Health and Social Care

Health and Social Care

First Aid

Citation: Blake, K. (2019) What causes haemorrhage (bleeding), how to perform First Aid & More, Healthline. Healthline Media. Available at: (Accessed: July 08, 2023).

Hill ford, G. (June 2016) First aid steps: Perform first aid, Red Cross. Available at: (Accessed: July 08, 2023).

Macintyre, P. (2022) First Aid for burns, Mayo Clinic. Mayo Foundation for Medical Education and Research. Available at: (Accessed: July 08, 2023).

McDonald, K. (2022) Cardiopulmonary resuscitation (CPR): First aid, Mayo Clinic. Mayo Foundation for Medical Education and Research. Available at: (Accessed: July 08, 2023).

White, B. (2007) NHS choices. NHS. Available at: (Accessed: July 08, 2023).

Williams, J. (2004) Bone fractures: Types, symptoms & treatment, Cleveland Clinic. Available at: (Accessed: July 08, 2023).

Health and Social Care

Annotation: In this document, I will be talking about first aid, what is first aid, the relevance of first aid in home care or individual homes, and how to administer emergency first aidAt the end of the session, learners should be able to define first aid and also to describe the types of Basic First Aid and treatments.

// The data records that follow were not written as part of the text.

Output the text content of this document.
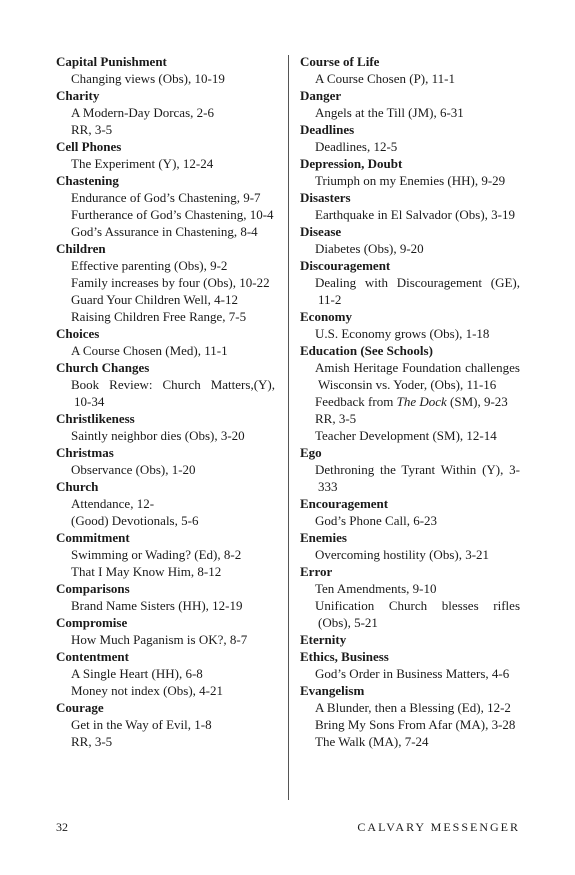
Capital Punishment
Changing views (Obs), 10-19
Charity
A Modern-Day Dorcas, 2-6
RR, 3-5
Cell Phones
The Experiment (Y), 12-24
Chastening
Endurance of God’s Chastening, 9-7
Furtherance of God’s Chastening, 10-4
God’s Assurance in Chastening, 8-4
Children
Effective parenting (Obs), 9-2
Family increases by four (Obs), 10-22
Guard Your Children Well, 4-12
Raising Children Free Range, 7-5
Choices
A Course Chosen (Med), 11-1
Church Changes
Book Review: Church Matters,(Y), 10-34
Christlikeness
Saintly neighbor dies (Obs), 3-20
Christmas
Observance (Obs), 1-20
Church
Attendance, 12-
(Good) Devotionals, 5-6
Commitment
Swimming or Wading? (Ed), 8-2
That I May Know Him, 8-12
Comparisons
Brand Name Sisters (HH), 12-19
Compromise
How Much Paganism is OK?, 8-7
Contentment
A Single Heart (HH), 6-8
Money not index (Obs), 4-21
Courage
Get in the Way of Evil, 1-8
RR, 3-5
Course of Life
A Course Chosen (P), 11-1
Danger
Angels at the Till (JM), 6-31
Deadlines
Deadlines, 12-5
Depression, Doubt
Triumph on my Enemies (HH), 9-29
Disasters
Earthquake in El Salvador (Obs), 3-19
Disease
Diabetes (Obs), 9-20
Discouragement
Dealing with Discouragement (GE), 11-2
Economy
U.S. Economy grows (Obs), 1-18
Education (See Schools)
Amish Heritage Foundation challenges Wisconsin vs. Yoder, (Obs), 11-16
Feedback from The Dock (SM), 9-23
RR, 3-5
Teacher Development (SM), 12-14
Ego
Dethroning the Tyrant Within (Y), 3-333
Encouragement
God’s Phone Call, 6-23
Enemies
Overcoming hostility (Obs), 3-21
Error
Ten Amendments, 9-10
Unification Church blesses rifles (Obs), 5-21
Eternity
Ethics, Business
God’s Order in Business Matters, 4-6
Evangelism
A Blunder, then a Blessing (Ed), 12-2
Bring My Sons From Afar (MA), 3-28
The Walk (MA), 7-24
32	CALVARY MESSENGER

First aid is the first and immediate assistance given to any person with either a minor or serious illness or injury, with care provided to preserve life, prevent the condition from worsening, or to promote recovery (Hill ford, 2008).

There are 5 types of Basic First Aid which are as follows:

· Cardiopulmonary Resuscitation (CPR)

· Bleeding

· Burns

· Choking

· Broken Bones

Cardiopulmonary Resuscitation (CPR)

Cardiopulmonary Resuscitation is an emergency procedure consisting of chest compressions often combined with artificial ventilation in an effort to manually preserve intact brain function until further measures are taken to restore spontaneous blood circulation and breathing in a person who is in cardiac arrest (McDonald, 2022).

It is a combination of chest compressions and rescue breaths to give a person the best chance of survival following a cardiac arrest.

Those trained in cardiopulmonary resuscitation (CPR) can help a victim of cardiac arrest to start breathing again.

The steps of CPR are as follows:

1. Check for Danger

2. Call for Help

3. Check the Victim’s Airway

4. CPR begins with 30 chest compressions, followed by two rescue breaths

5. Switch Roles with the Compressor (if available)

6. Continue Compressions until Advanced Medical help arrives


Bleeding also called haemorrhage, is the name used to describe blood loss. It can refer to blood loss inside the body, called internal bleeding, or to blood loss outside of the body, called external bleeding. Blood loss can occur in almost any area of the body (Blake, 2019).

To stop external bleeding most times, pressure needs to be applied to either the sides of the cut or on top of the cut.

Internal bleeding may not be known immediately, as such, the person will need a professional assistance.


Burns are tissue damage from hot liquids, the sun, flames, chemicals, electricity, steam and other causes (Macintyre, 2022).

Kitchen-related injuries from hot drinks, soups and microwaved foods are common among children. Major Burns need emergency medical help.

To treat a burn, immediately get the person away from the heat source to stop the burning; remove any clothing or jewellery.

Cool the burn with cool or lukewarm running water for 20 minutes as soon as possible after the injury. Never use ice, iced water, or any creams or greasy substances like butter. Keep yourself or the person warm. Use a blanket or layers of clothing, but avoid putting them on the injured area.


Choking happens when someone’s airway suddenly gets blocked, either fully or partly, so they can’t breathe or breathe properly (White, 2007).

If someone is choking, encourage them to cough.

Bend them forwards and give up to 5 back blows to try and dislodge the blockage.

If they are still choking, give up to 5 abdominal thrusts: hold around the waist and pull inwards and upwards above their belly button.

In most cases, this can be treated with a pat on the upper part of the back.

Broken Bone or Fracture

Broken bones or fracture is a break or crack in a bone (Williams, 2004).

If it is an open fracture, cover the wound with a sterile dressing or a clean non-fluffy cloth.

Apply pressure around the wound and not over the protruding bone, to control any bleeding.

Then secure the dressing with a bandage.

Advise the casualty to keep still while you support the injured part to stop it from moving.

A Short video on First Aid


On this lesson, I have defined first aid and the types of first aid, and how first aid is relevant in the care homes, care setting or in our individual homes.